• 5000 deaths/year in the UK
  • Increasing in young males
  • In men <35, suicide is the greatest cause of death
  • At all ages, men are at greater risk than women
    • In those >35, they are likely to have seen their GP within the last month
    • Those <35 are not
  • Methods
    • Men more likely to use violent methods (shooting, hanging)
    • Women more likely to take prescribed/OTC drug overdoses
  • Causes
    • About 90% of suicide patients are mentally ill
    • Most common illnesses are depression, bipolar disorder, and substance abuse

Self Harm

  • Increasing in the last few decades
  • 300 to 400 per 100 000
  • In women – most common cause of acute admission
    • Peak age – 15-24
    • In the UK, women of south Asian origin 2.5x risk than general population
  • In men – second most common cause
    • Peak age – 25-34
  • Roughly equal rates in men and women (women used to be higher)
  • Causes – Bipolar, depression, eating disorders, personality disorders
  • Repetition
    • 15% of cases will have further self harm episodes in the next year
    • Most of these occur soon after the initial incident
    • Suicide after self harm – there is a 1% suicide rate in the next year in those who have committed self harm. This rises to 3% in 5 years and 7% in 10 years. Those who commit suicide tend to be: Older, Male, Have a mental illness, Have poor physical health

Assessing Suicide Risk

Assessing suicide is an important part of any psychiatric exam.
Talking about suicide DOES NOT increase the risk of a self harm
This is even true when a patient is ‘in crisis’ (i.e. just after a suicide attempt). Infact, often the reverse is true, and the individual may feel relief at being able to talk about these issues.

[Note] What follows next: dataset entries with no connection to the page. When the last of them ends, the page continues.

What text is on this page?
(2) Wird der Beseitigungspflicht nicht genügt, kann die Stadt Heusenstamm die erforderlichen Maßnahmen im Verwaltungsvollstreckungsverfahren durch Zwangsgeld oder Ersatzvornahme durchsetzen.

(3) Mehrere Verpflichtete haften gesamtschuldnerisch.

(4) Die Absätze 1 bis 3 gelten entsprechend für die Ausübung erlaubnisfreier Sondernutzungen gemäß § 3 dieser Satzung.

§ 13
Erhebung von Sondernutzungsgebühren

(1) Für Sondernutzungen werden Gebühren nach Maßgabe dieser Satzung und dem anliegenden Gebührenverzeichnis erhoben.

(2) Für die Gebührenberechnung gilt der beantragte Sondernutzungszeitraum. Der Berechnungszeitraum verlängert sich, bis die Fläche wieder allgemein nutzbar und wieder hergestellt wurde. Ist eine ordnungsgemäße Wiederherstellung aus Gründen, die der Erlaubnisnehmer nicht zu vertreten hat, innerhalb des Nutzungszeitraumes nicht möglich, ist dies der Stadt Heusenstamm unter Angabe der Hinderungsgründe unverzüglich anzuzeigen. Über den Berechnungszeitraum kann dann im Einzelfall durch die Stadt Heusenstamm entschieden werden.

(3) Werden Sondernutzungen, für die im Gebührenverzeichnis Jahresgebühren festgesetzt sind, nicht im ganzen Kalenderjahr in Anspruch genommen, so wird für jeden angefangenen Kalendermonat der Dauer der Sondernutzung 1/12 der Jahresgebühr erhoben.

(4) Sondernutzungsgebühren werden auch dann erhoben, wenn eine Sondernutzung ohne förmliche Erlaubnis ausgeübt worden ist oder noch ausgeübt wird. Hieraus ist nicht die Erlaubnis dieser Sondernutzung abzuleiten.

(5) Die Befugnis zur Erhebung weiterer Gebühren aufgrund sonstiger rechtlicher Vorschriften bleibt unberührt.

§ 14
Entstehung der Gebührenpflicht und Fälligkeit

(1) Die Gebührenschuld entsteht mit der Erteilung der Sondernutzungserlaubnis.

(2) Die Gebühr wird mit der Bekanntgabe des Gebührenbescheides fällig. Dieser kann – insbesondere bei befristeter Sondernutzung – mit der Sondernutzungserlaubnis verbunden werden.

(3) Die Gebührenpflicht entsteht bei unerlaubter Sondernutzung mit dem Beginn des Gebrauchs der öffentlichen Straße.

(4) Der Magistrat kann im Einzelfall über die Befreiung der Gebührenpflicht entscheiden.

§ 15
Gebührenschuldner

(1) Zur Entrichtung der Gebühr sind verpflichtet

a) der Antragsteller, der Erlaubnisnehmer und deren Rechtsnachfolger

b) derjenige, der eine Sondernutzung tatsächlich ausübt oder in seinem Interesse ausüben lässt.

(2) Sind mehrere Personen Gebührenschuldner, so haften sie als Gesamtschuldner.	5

Assessing a patient in crisis

Talk to the patient – but remember they may still be drowsy after any drugs they have taken (both in the suicide attempt, and afterward at hospital)

Get a thorough collateral history

  • Look for evidence of continued suicide intention
  • is the patient happy to still be alive?
  •  If they took an overdose, What did they take?
  • Did they think this would be enough to die?
  • What did they take it with? (e.g. water, alcohol)
  • Did they want to be found?
  • Who found them? Was this person expected home? In the house? Did they phone them?
  • Did they leave a note?
  • Have they been planning it?
  • E.g. giving away possessions
  • Stocking up on pills over several weeks/days/months


  • If the patient tries to leave before the assessment is complete…you may need to detain them – if you believe they pose a risk to their own (or anybody else’s) safety
  • Some patient may be fine to go home (usually with care of a relative…e.g. a girl who takes 10 paracetomol infront of her girlfriend after a row. She says she has no intention to kill herself, and seem upset by the incident.
  • When discharging it is VITAL that you inform community care representatives..e.g. the GP, communit mental health team etc etc. You should phone as well as sending a letter. Usually, there is a follow-up clinic appointment made as well.
  • Don’t prescribe any potentially lethal drugs for the patient to take home with them!
  • You may need to get a psychiatrist to advise you in other cases/cases where patients may need detaining…e.g. an old man who has been stockpiling paracetomol for a long time. He lives alone, and took an overdose whilst in his shed. He was discovered by chance by a neighbour. He had left a note, and had been giving away his belongings.
Pathos score – mainly used in adolescents (age 13-18) who present with an overdose. It is used to asses
  • P – Problems – have you had problems for more than 1 month?
  • A – Alone – were you alone at the time?
  • T – Time – have you planned it for more than 3 hours?
  • Ho – Hopeless – are you feeling hopeless about the future
  • S – Sad – were you feeling sad for most of the time before the overdose?
Each ‘Yes’ answer is an indicator of greater risk of future harm, and intent.